The Didache is a curious little document that reflects the workings of a young church innocent of the teachings of St. Paul and with its eye on right practice, and Tony Jones has mulled over this work and considered how it might relate to the house-church movement. His The Teaching of the 12: Believing and Practicing the Primitive Christianity of the Ancient Didache Community seems a well-researched—that is, a book based on scholarship and based on face-to-face examination of what the Didache can mean to a specific group of people who meet in homes and public spaces in small groups, seeking to return to the days and ways of the primitive church—investigation of the early Christian era.
Some of the interest in all this is the way that Tony Jones imagines the community that might have used this and considers what is forbidden, setting it against established culture ways of Roman, Greek, and Jew—sex ways, marriage ways, child-rearing ways. An often-implicit contrast with our own culture ways is clear, as well as the reasons that the Missourians who call themselves the Cymbrogi long for the simplicity of practice, the simplicity of love that was a hallmark of the people who used the Didache.
While much of the Didache is straightforward and bent toward an apprenticeship in how to live, there are grace notes of beauty—the church is gathered from the four winds, the broken bread is scattered over the hills and brought together into one.

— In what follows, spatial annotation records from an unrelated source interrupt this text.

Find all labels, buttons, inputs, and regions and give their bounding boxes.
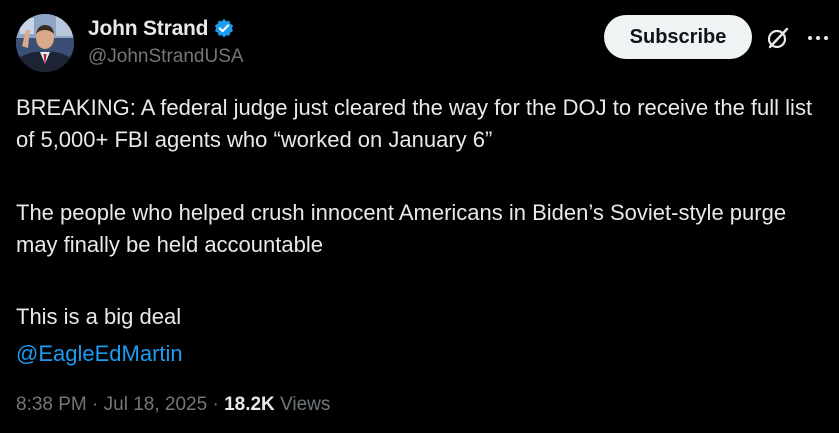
tweet-paragraph: BREAKING: A federal judge just cleared t… [16, 95, 813, 152]
ellipsis-icon[interactable] [806, 28, 830, 48]
tweet-text: BREAKING: A federal judge just cleared t… [16, 92, 831, 370]
handle[interactable]: @JohnStrandUSA [88, 46, 244, 68]
meta-separator: · [212, 394, 219, 415]
mention-link[interactable]: @EagleEdMartin [16, 338, 831, 370]
tweet-date[interactable]: Jul 18, 2025 [104, 394, 208, 415]
views-label: Views [280, 394, 331, 415]
avatar-image [16, 14, 74, 72]
subscribe-button[interactable]: Subscribe [604, 15, 752, 59]
name-row: John Strand [88, 14, 244, 44]
views-count[interactable]: 18.2K [224, 394, 275, 415]
tweet-paragraph: The people who helped crush innocent Ame… [16, 200, 787, 257]
display-name[interactable]: John Strand [88, 17, 209, 41]
grok-slash-icon[interactable] [765, 25, 791, 51]
tweet-meta: 8:38 PM · Jul 18, 2025 · 18.2K Views [16, 394, 330, 416]
verified-badge-icon [213, 18, 235, 40]
meta-separator: · [92, 394, 99, 415]
tweet-paragraph: This is a big deal [16, 304, 182, 329]
author-block: John Strand @JohnStrandUSA [88, 14, 244, 68]
avatar[interactable] [16, 14, 74, 72]
tweet-time[interactable]: 8:38 PM [16, 394, 87, 415]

Love is the rule of life.
Lil Copan of Paraclete sent me Tony’s new book; she also sent along a copy of A Syllable of Water: Twenty Writers of Faith Reflect on Their Art. I only know one of the writers in this book—Doris Betts, novelist and short story writer—and I am enjoying meeting the others, all members of the The Chrysostom Society. It’s one of those books to read slowly in ruminant fashion.
My favorite essay so far is by the poet Scott Cairns, whose poems I have enjoyed for some years. His contribution is “A Troubled and Troubling Mirror: On Poetry,” which I like very much for the somewhat self-indulgent reason that I see some of my own thoughts returned to me in fresh clothing stitched up by Scott Cairns. It would be a grand essay for any young poet to read, but I found it quite interesting even though I am no longer a young poet.

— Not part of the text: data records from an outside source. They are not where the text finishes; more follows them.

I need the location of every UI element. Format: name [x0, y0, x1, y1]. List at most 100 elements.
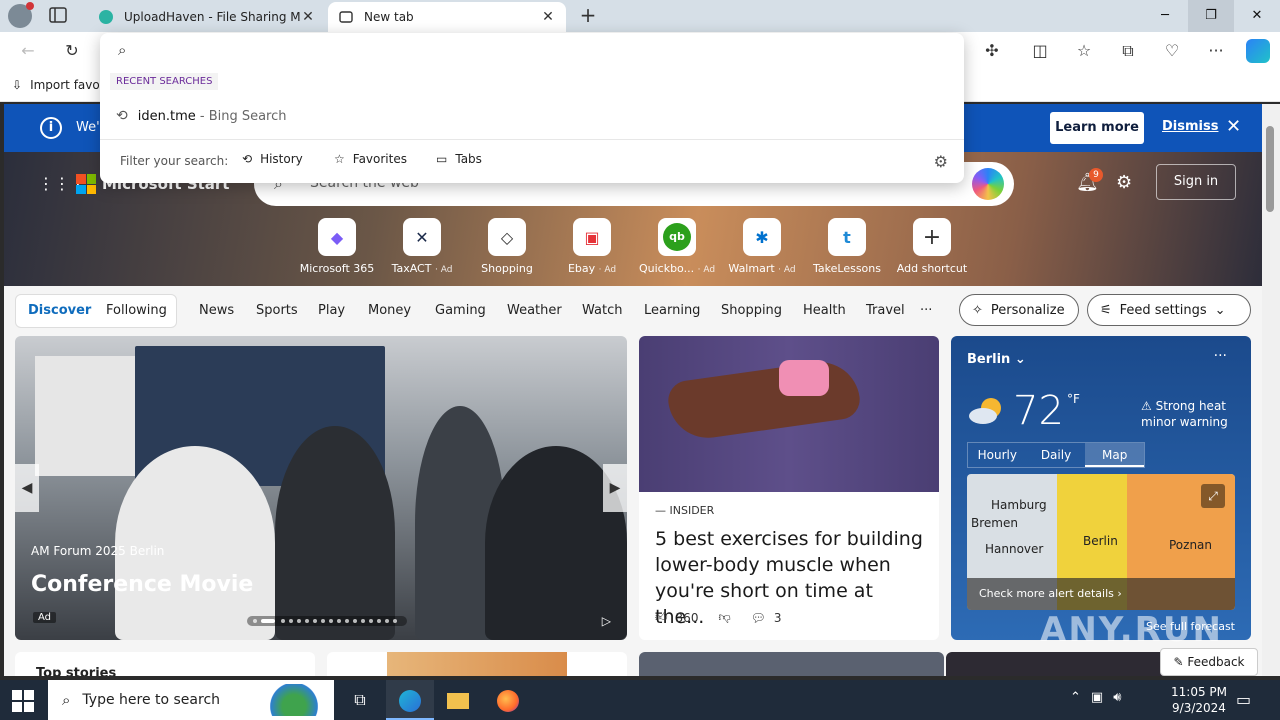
feedback-button[interactable]: ✎ Feedback: [1160, 648, 1258, 676]
nav-link-gaming[interactable]: Gaming: [435, 303, 486, 318]
tab-map[interactable]: Map: [1085, 443, 1145, 467]
profile-avatar[interactable]: [8, 2, 34, 28]
clock[interactable]: 11:05 PM 9/3/2024: [1160, 684, 1238, 716]
feed-segment-control: Discover Following: [15, 294, 177, 328]
dislike-icon[interactable]: 👎︎: [718, 610, 730, 625]
comment-icon[interactable]: 💬︎: [751, 611, 766, 625]
firefox-icon[interactable]: [484, 680, 532, 720]
settings-gear-icon[interactable]: ⚙: [1116, 172, 1132, 193]
nav-link-health[interactable]: Health: [803, 303, 846, 318]
carousel-indicator[interactable]: [247, 616, 407, 626]
favorites-star-icon[interactable]: ☆: [1074, 41, 1094, 61]
carousel-next-icon[interactable]: ▶: [603, 464, 627, 512]
nav-link-travel[interactable]: Travel: [866, 303, 905, 318]
nav-link-learning[interactable]: Learning: [644, 303, 700, 318]
close-window-button[interactable]: ✕: [1234, 0, 1280, 32]
feed-nav: Discover Following News Sports Play Mone…: [4, 286, 1262, 334]
tab-discover[interactable]: Discover: [28, 303, 91, 318]
nav-link-weather[interactable]: Weather: [507, 303, 562, 318]
tab-actions-icon[interactable]: [48, 6, 72, 26]
tab-daily[interactable]: Daily: [1027, 443, 1086, 467]
search-settings-gear-icon[interactable]: ⚙: [934, 152, 948, 171]
learn-more-button[interactable]: Learn more: [1050, 112, 1144, 144]
add-shortcut-button[interactable]: + Add shortcut: [889, 218, 975, 275]
alert-details-link[interactable]: Check more alert details ›: [967, 578, 1235, 610]
filter-tabs[interactable]: ▭ Tabs: [436, 152, 482, 166]
story-card[interactable]: [327, 652, 627, 676]
edge-browser-icon[interactable]: [386, 680, 434, 720]
shortcut-ebay[interactable]: ▣ Ebay · Ad: [549, 218, 635, 275]
shortcut-shopping[interactable]: ◇ Shopping: [464, 218, 550, 275]
shortcut-walmart[interactable]: ✱ Walmart · Ad: [719, 218, 805, 275]
nav-link-news[interactable]: News: [199, 303, 234, 318]
close-tab-icon[interactable]: ✕: [300, 9, 316, 25]
close-tab-icon[interactable]: ✕: [540, 9, 556, 25]
extensions-icon[interactable]: ✣: [982, 41, 1002, 61]
page-scrollbar[interactable]: [1262, 104, 1280, 676]
browser-essentials-icon[interactable]: ♡: [1162, 41, 1182, 61]
more-nav-icon[interactable]: ···: [920, 303, 932, 318]
scrollbar-thumb[interactable]: [1266, 126, 1274, 212]
feed-settings-button[interactable]: ⚟ Feed settings ⌄: [1087, 294, 1251, 326]
ad-choices-icon[interactable]: ▷: [602, 614, 611, 628]
app-launcher-icon[interactable]: ⋮⋮⋮: [38, 174, 86, 193]
carousel-prev-icon[interactable]: ◀: [15, 464, 39, 512]
tab-title: UploadHaven - File Sharing Made Simple: [124, 10, 300, 24]
new-tab-button[interactable]: +: [576, 4, 600, 28]
conference-movie-card[interactable]: ◀ ▶ AM Forum 2025 Berlin Conference Movi…: [15, 336, 627, 640]
notifications-icon[interactable]: ▭: [1236, 690, 1251, 709]
nav-link-money[interactable]: Money: [368, 303, 411, 318]
personalize-button[interactable]: ✧ Personalize: [959, 294, 1079, 326]
sign-in-button[interactable]: Sign in: [1156, 164, 1236, 200]
show-hidden-icons-icon[interactable]: ⌃: [1070, 690, 1081, 705]
address-input[interactable]: [144, 39, 924, 63]
filter-label: Filter your search:: [120, 154, 229, 168]
windows-start-icon[interactable]: [12, 690, 34, 712]
weather-card[interactable]: Berlin ⌄ ··· 72 °F ⚠ Strong heat minor w…: [951, 336, 1251, 640]
dismiss-link[interactable]: Dismiss: [1162, 119, 1218, 134]
shortcut-quickbooks[interactable]: qb Quickbo... · Ad: [634, 218, 720, 275]
heat-warning[interactable]: ⚠ Strong heat minor warning: [1141, 398, 1233, 430]
taskbar-search-box[interactable]: ⌕ Type here to search: [48, 680, 334, 720]
collections-icon[interactable]: ⧉: [1118, 41, 1138, 61]
network-icon[interactable]: ▣: [1091, 690, 1103, 705]
weather-tabs: Hourly Daily Map: [967, 442, 1145, 468]
tab-new-tab[interactable]: New tab ✕: [328, 2, 566, 32]
file-explorer-icon[interactable]: [434, 680, 482, 720]
copilot-icon[interactable]: [1246, 39, 1270, 63]
recent-search-item[interactable]: ⟲ iden.tme - Bing Search: [110, 103, 956, 129]
shortcut-taxact[interactable]: ✕ TaxACT · Ad: [379, 218, 465, 275]
nav-link-sports[interactable]: Sports: [256, 303, 298, 318]
story-card[interactable]: [639, 652, 944, 676]
nav-link-watch[interactable]: Watch: [582, 303, 622, 318]
more-options-icon[interactable]: ···: [1206, 41, 1226, 61]
news-card[interactable]: — INSIDER 5 best exercises for building …: [639, 336, 939, 640]
split-screen-icon[interactable]: ◫: [1030, 41, 1050, 61]
shortcut-microsoft-365[interactable]: ◆ Microsoft 365: [294, 218, 380, 275]
close-icon[interactable]: ✕: [1226, 116, 1241, 137]
back-icon[interactable]: ←: [18, 41, 38, 61]
refresh-icon[interactable]: ↻: [62, 41, 82, 61]
volume-icon[interactable]: 🔊︎: [1113, 690, 1121, 705]
like-icon[interactable]: 👍︎: [655, 610, 668, 625]
weather-map[interactable]: Hamburg Bremen Hannover Berlin Poznan ⤢ …: [967, 474, 1235, 610]
task-view-icon[interactable]: ⧉: [336, 680, 384, 720]
weather-more-icon[interactable]: ···: [1214, 348, 1227, 364]
taxact-icon: ✕: [403, 218, 441, 256]
copilot-search-icon[interactable]: [972, 168, 1004, 200]
expand-map-icon[interactable]: ⤢: [1201, 484, 1225, 508]
feedback-icon: ✎: [1173, 655, 1184, 669]
minimize-button[interactable]: ─: [1142, 0, 1188, 32]
shortcut-takelessons[interactable]: t TakeLessons: [804, 218, 890, 275]
tab-following[interactable]: Following: [106, 303, 167, 318]
nav-link-play[interactable]: Play: [318, 303, 345, 318]
restore-button[interactable]: ❐: [1188, 0, 1234, 32]
filter-favorites[interactable]: ☆ Favorites: [334, 152, 407, 166]
weather-city[interactable]: Berlin ⌄: [967, 352, 1026, 367]
tab-hourly[interactable]: Hourly: [968, 443, 1027, 467]
filter-history[interactable]: ⟲ History: [242, 152, 303, 166]
tab-uploadhaven[interactable]: UploadHaven - File Sharing Made Simple ✕: [88, 2, 326, 32]
system-tray: ⌃ ▣ 🔊︎: [1070, 690, 1121, 705]
nav-link-shopping[interactable]: Shopping: [721, 303, 782, 318]
new-tab-page: i We' Learn more Dismiss ✕ ⋮⋮⋮ Microsoft…: [4, 104, 1262, 676]
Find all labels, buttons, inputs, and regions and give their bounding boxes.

Here are a few of my favorite lines from Cairns:
1. Poems are, instead, about language, and about how language—when we learn to trust it—is able to operate as a way of knowing.
2. What a poem is finally about cannot be understood to have preceded the actual making of the poem.
3. …real art is, for the artist, far less referential than it is generative.
4. When we’re talking about poetry, however, success lies primarily in the opacity of the language, the ability of the words to draw attention to their own cobbled densities, and to invite the reader to encounter his or her own reflection in their surfaces.
5. The degree to which a fiction, an essay, a drama obtains the poetic is also the degree to which it is literary.
6. Also, a great many contemporary texts—posing as poems—are more correctly understood to be verse essays, verse anecdotes, verse declarations, verse gripes.
Aren’t those good? What a simple, clear definition of “the literary.” And how pleasing that a poem is regarded as a realm of experience—new, not recapitulated—and a place where the reader will have new experience and discoveries.
There is much more in the essay, and more in the others of A Syllable of Water. In Emilie Griffin’s words, “Our best experiences with literature and the arts are contemplative, a union of ourselves with the beauty before us.”